Sentiment Analysis

Github Repository
Source: TweetNLP: Cutting-Edge Natural Language Processing for Social Media”. Jose Camacho-Collados, Kiamehr Rezaee, Talayeh Riahi, Asahi Ushio, et al. Proceedings of the 2022 Conference on Empirical Methods in Natural Language Processing (EMNLP): System Demonstrations Link paper

Load Libraries

library(tidyverse)
library(httr)
library(jsonlite)
library(sentimentr)
library(janitor)

Connecting to Twitter API

The code below connects to the Twitter API and returns posts from the last seven days that match a search query. In the twitter query below, it searches for recent tweets that contain the word “tariff”.

# Retrieve bearer token from environment
bearer_token <- Sys.getenv("BEARER_TOKEN")
# Define token header and paste together (sprintf similar to paste0)
headers <- c(`Authorization` = sprintf('Bearer %s', bearer_token))
# Define parameters where max results is 500, querying for the string tariff, and then sorting results by relevance
params <- list(
    max_results = 100,
    query = "tariffs",
    sort_order = "relevancy"
    
)
# defining url_handle for the recent tweets url
url_handle <- "https://api.twitter.com/2/tweets/search/recent"
# saving the response object 
res <-
  httr::GET(url = url_handle,
            httr::add_headers(.headers = headers),
            query = params)

# Check response type
http_type(res)
# Check for errors
http_error(res)

# parsing the json
recent_search_body <-
  content(
    res,
    as = 'parsed',
    type = 'application/json',
    simplifyDataFrame = TRUE
  )

# df of tweet id, edit history of tweets, and text
recent_text_body <- recent_search_body$data

Loading the Tweet Evalulation Model

The code below connects to the Roberta Base Sentiment model (documentation can be seen here).
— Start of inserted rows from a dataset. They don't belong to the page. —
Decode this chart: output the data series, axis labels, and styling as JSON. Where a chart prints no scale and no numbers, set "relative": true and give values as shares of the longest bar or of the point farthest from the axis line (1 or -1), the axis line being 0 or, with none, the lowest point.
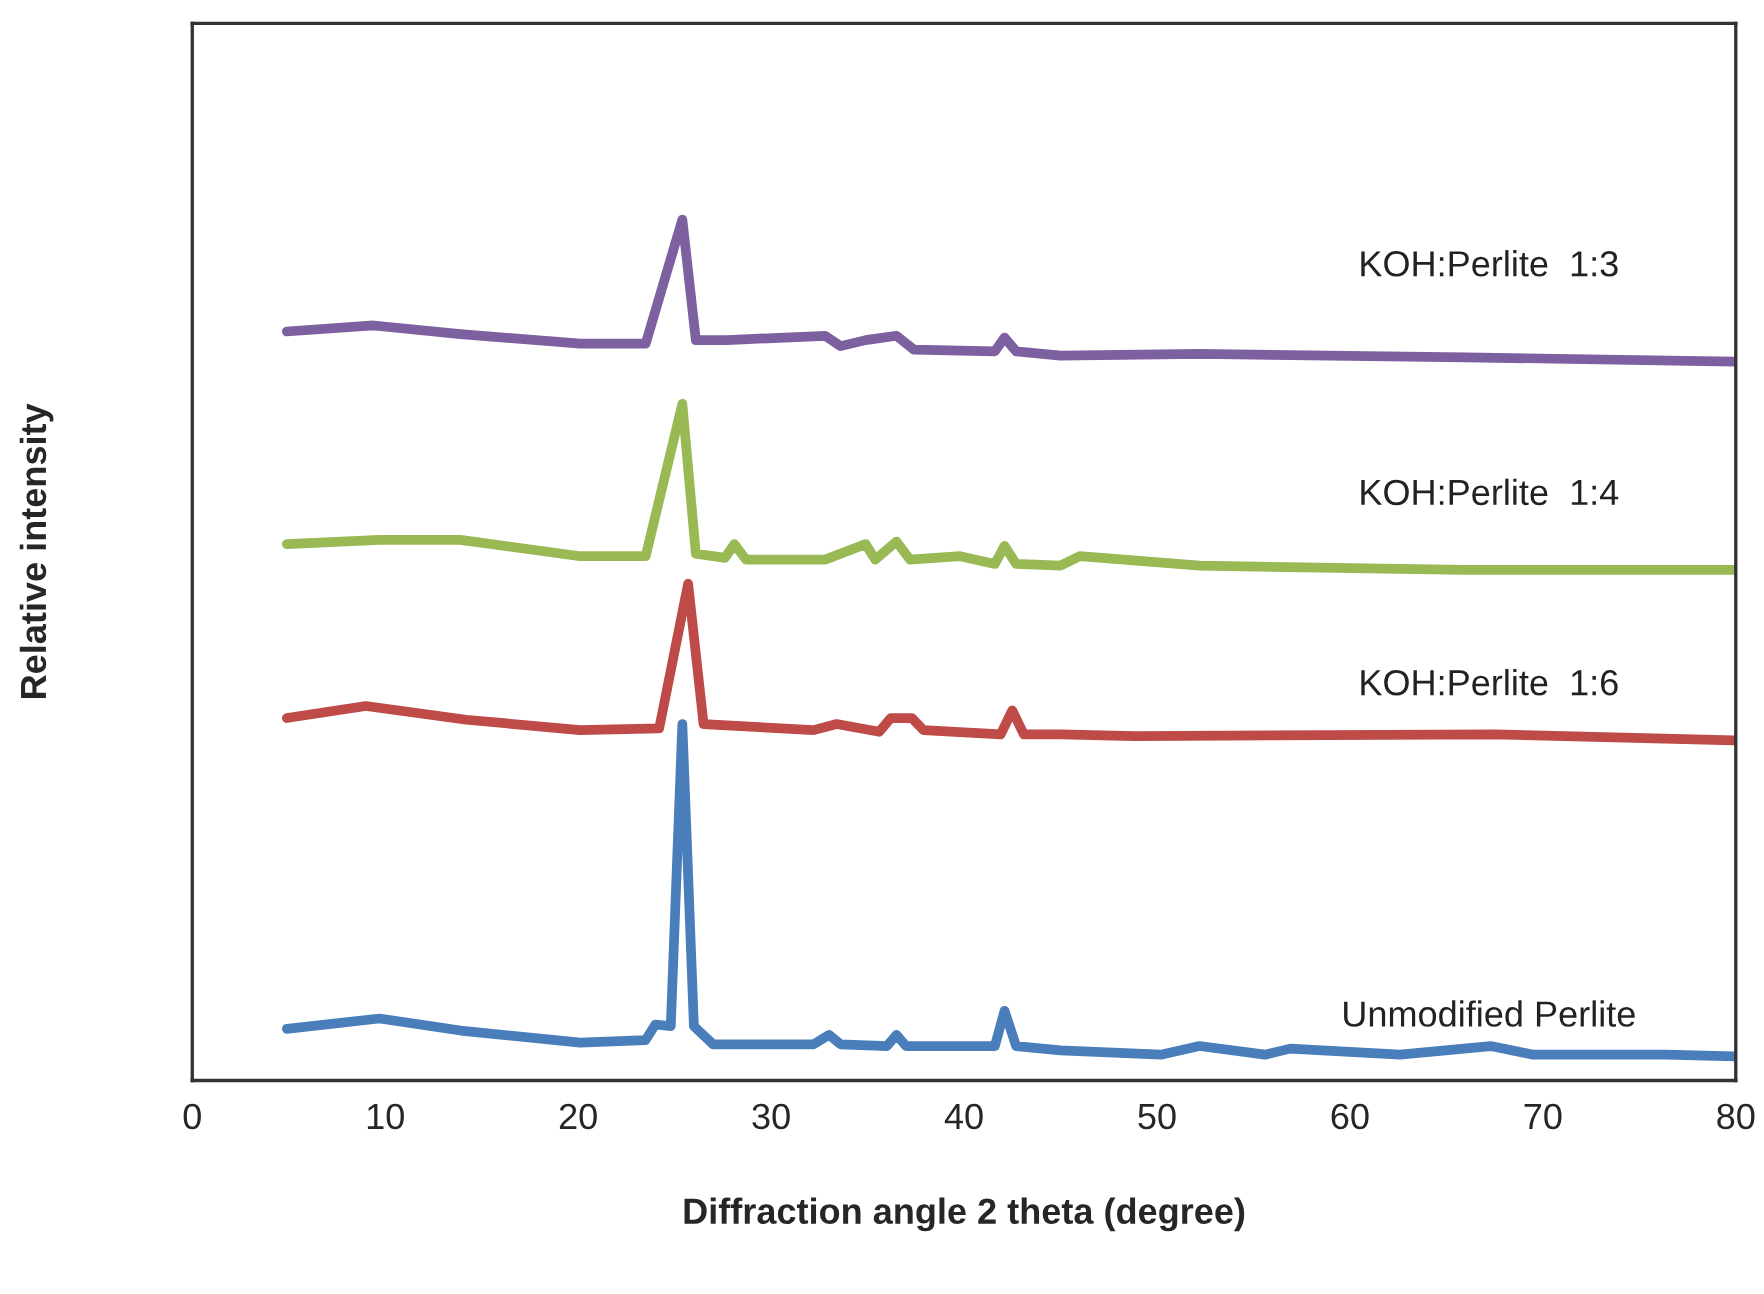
{
  "chart_data": {
    "type": "line",
    "relative": true,
    "xlabel": "Diffraction angle 2 theta (degree)",
    "ylabel": "Relative intensity",
    "xlim": [
      0,
      80
    ],
    "xticks": [
      0,
      10,
      20,
      30,
      40,
      50,
      60,
      70,
      80
    ],
    "grid": false,
    "legend": false,
    "marker": "none",
    "line_style": "solid",
    "series": [
      {
        "name": "Unmodified Perlite",
        "color": "#4a7ebb",
        "x": [
          4.9,
          9.7,
          13.9,
          20.1,
          23.5,
          24.0,
          24.8,
          25.4,
          26.0,
          27.0,
          32.2,
          33.0,
          33.6,
          36.0,
          36.5,
          37.0,
          41.6,
          42.1,
          42.7,
          45.0,
          50.2,
          52.2,
          55.6,
          56.9,
          62.6,
          67.3,
          69.5,
          76.4,
          79.9
        ],
        "values": [
          0.06,
          0.072,
          0.058,
          0.044,
          0.047,
          0.065,
          0.063,
          0.414,
          0.063,
          0.042,
          0.042,
          0.053,
          0.042,
          0.04,
          0.053,
          0.04,
          0.04,
          0.081,
          0.04,
          0.035,
          0.03,
          0.04,
          0.03,
          0.037,
          0.03,
          0.04,
          0.03,
          0.03,
          0.028
        ]
      },
      {
        "name": "KOH:Perlite  1:6",
        "color": "#be4b48",
        "x": [
          4.9,
          9.0,
          14.2,
          20.1,
          24.2,
          25.7,
          26.5,
          32.2,
          33.4,
          35.6,
          36.2,
          37.3,
          37.9,
          41.9,
          42.5,
          43.1,
          45.0,
          48.8,
          67.5,
          79.9
        ],
        "values": [
          0.421,
          0.435,
          0.419,
          0.407,
          0.409,
          0.577,
          0.414,
          0.407,
          0.414,
          0.405,
          0.421,
          0.421,
          0.407,
          0.402,
          0.43,
          0.402,
          0.402,
          0.4,
          0.402,
          0.395
        ]
      },
      {
        "name": "KOH:Perlite  1:4",
        "color": "#98b954",
        "x": [
          4.9,
          9.7,
          13.9,
          20.1,
          23.5,
          25.4,
          26.1,
          27.6,
          28.1,
          28.7,
          32.8,
          34.9,
          35.4,
          36.5,
          37.2,
          39.8,
          41.6,
          42.1,
          42.7,
          45.0,
          46.0,
          52.2,
          66.0,
          79.9
        ],
        "values": [
          0.623,
          0.628,
          0.628,
          0.609,
          0.609,
          0.786,
          0.612,
          0.607,
          0.623,
          0.605,
          0.605,
          0.623,
          0.605,
          0.626,
          0.605,
          0.609,
          0.6,
          0.621,
          0.6,
          0.598,
          0.609,
          0.598,
          0.593,
          0.593
        ]
      },
      {
        "name": "KOH:Perlite  1:3",
        "color": "#7d60a0",
        "x": [
          4.9,
          9.4,
          13.9,
          20.1,
          23.5,
          25.4,
          26.1,
          27.7,
          32.8,
          33.6,
          34.9,
          36.5,
          37.4,
          41.6,
          42.1,
          42.7,
          45.0,
          52.2,
          66.0,
          79.9
        ],
        "values": [
          0.87,
          0.877,
          0.867,
          0.856,
          0.856,
          1.0,
          0.86,
          0.86,
          0.865,
          0.853,
          0.86,
          0.865,
          0.849,
          0.847,
          0.863,
          0.847,
          0.842,
          0.844,
          0.84,
          0.835
        ]
      }
    ]
  }
}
By developing the function get_sentiment, an individual tweet sentiment can be detected.

# Retrieve bearer token from environment for HF Model 
hf_bearer_token <- Sys.getenv("HF_TOKEN")
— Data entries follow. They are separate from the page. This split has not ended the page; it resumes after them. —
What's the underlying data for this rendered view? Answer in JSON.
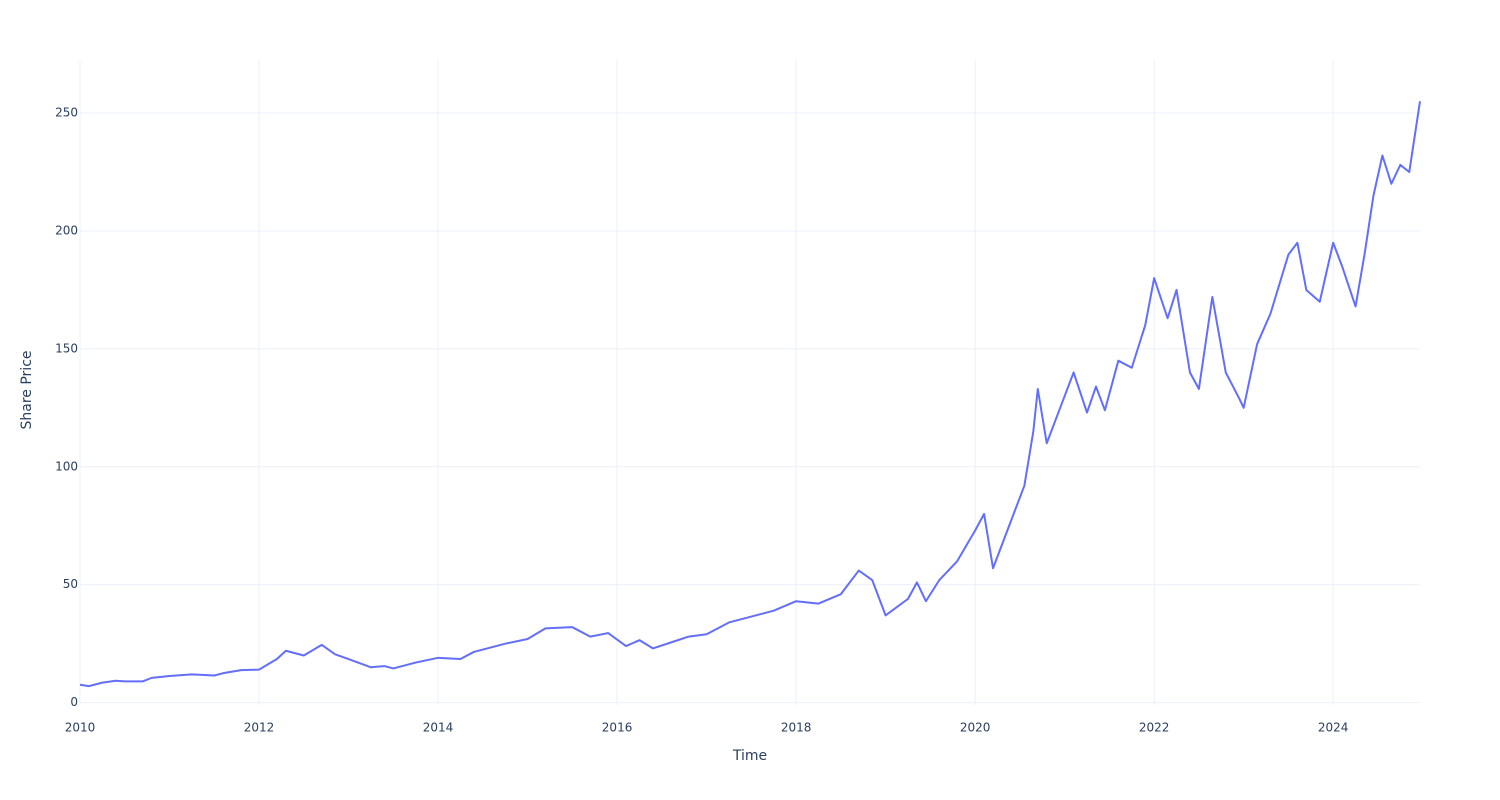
{
  "chart_data": {
    "type": "line",
    "x_label": "Time",
    "y_label": "Share Price",
    "x": [
      2010.0,
      2010.1,
      2010.25,
      2010.4,
      2010.5,
      2010.7,
      2010.8,
      2011.0,
      2011.25,
      2011.5,
      2011.6,
      2011.8,
      2012.0,
      2012.2,
      2012.3,
      2012.5,
      2012.7,
      2012.85,
      2013.0,
      2013.25,
      2013.4,
      2013.5,
      2013.75,
      2014.0,
      2014.25,
      2014.4,
      2014.75,
      2015.0,
      2015.2,
      2015.5,
      2015.7,
      2015.9,
      2016.1,
      2016.25,
      2016.4,
      2016.6,
      2016.8,
      2017.0,
      2017.25,
      2017.5,
      2017.75,
      2018.0,
      2018.25,
      2018.5,
      2018.7,
      2018.85,
      2019.0,
      2019.25,
      2019.35,
      2019.45,
      2019.6,
      2019.8,
      2020.0,
      2020.1,
      2020.2,
      2020.35,
      2020.55,
      2020.65,
      2020.7,
      2020.8,
      2021.0,
      2021.1,
      2021.25,
      2021.35,
      2021.45,
      2021.6,
      2021.75,
      2021.9,
      2022.0,
      2022.15,
      2022.25,
      2022.4,
      2022.5,
      2022.65,
      2022.8,
      2022.95,
      2023.0,
      2023.15,
      2023.3,
      2023.5,
      2023.6,
      2023.7,
      2023.85,
      2024.0,
      2024.1,
      2024.25,
      2024.35,
      2024.45,
      2024.55,
      2024.65,
      2024.75,
      2024.85,
      2024.97
    ],
    "series": [
      {
        "name": "Share Price",
        "color": "#636efa",
        "values": [
          7.6,
          7.0,
          8.5,
          9.3,
          9.0,
          9.0,
          10.5,
          11.3,
          12.0,
          11.5,
          12.5,
          13.8,
          14.0,
          18.5,
          22.0,
          20.0,
          24.5,
          20.5,
          18.5,
          15.0,
          15.5,
          14.5,
          17.0,
          19.0,
          18.5,
          21.5,
          25.0,
          27.0,
          31.5,
          32.0,
          28.0,
          29.5,
          24.0,
          26.5,
          23.0,
          25.5,
          28.0,
          29.0,
          34.0,
          36.5,
          39.0,
          43.0,
          42.0,
          46.0,
          56.0,
          52.0,
          37.0,
          44.0,
          51.0,
          43.0,
          52.0,
          60.0,
          73.0,
          80.0,
          57.0,
          72.0,
          92.0,
          115.0,
          133.0,
          110.0,
          130.0,
          140.0,
          123.0,
          134.0,
          124.0,
          145.0,
          142.0,
          160.0,
          180.0,
          163.0,
          175.0,
          140.0,
          133.0,
          172.0,
          140.0,
          129.0,
          125.0,
          152.0,
          165.0,
          190.0,
          195.0,
          175.0,
          170.0,
          195.0,
          185.0,
          168.0,
          190.0,
          215.0,
          232.0,
          220.0,
          228.0,
          225.0,
          255.0
        ]
      }
    ],
    "xlim": [
      2010,
      2024.97
    ],
    "xticks": [
      2010,
      2012,
      2014,
      2016,
      2018,
      2020,
      2022,
      2024
    ],
    "ylim": [
      -1,
      272.5
    ],
    "yticks": [
      0,
      50,
      100,
      150,
      200,
      250
    ],
    "grid": true,
    "grid_color": "#ebf0f8",
    "background": "#ffffff"
  }
}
# creating get_sentiment funct.
get_sentiment <- function(tweet){
# Get sentiment predictions from the Roberta Base Sentiment Model
  sent_res <- POST(
    url = "https://api-inference.huggingface.co/models/cardiffnlp/twitter-roberta-base-sentiment",
    add_headers("Authorization" = paste("Bearer", hf_bearer_token)),
    content_type("application/json"),
    body = toJSON(
      list(
        inputs = tweet
      ),
      auto_unbox = TRUE
    )
  )
  
sent_content <- fromJSON(rawToChar(sent_res$content))
}

The code below tests the sentiment for one tweet:

# example tweet
tweet <- "You know who doesn't have to pay tariffs"
# checking that the funct above works
sentiment_result <- get_sentiment(tweet)

Data Cleaning

To properly analyze tweets, the text has to be cleaned, and normalized so each tweet can be properly compared. To clean the tweets, the function clean_text, is developed and applied to the ‘recent_text_body’ dataframe, creating a new column in the dataframe titled ‘clean_text’.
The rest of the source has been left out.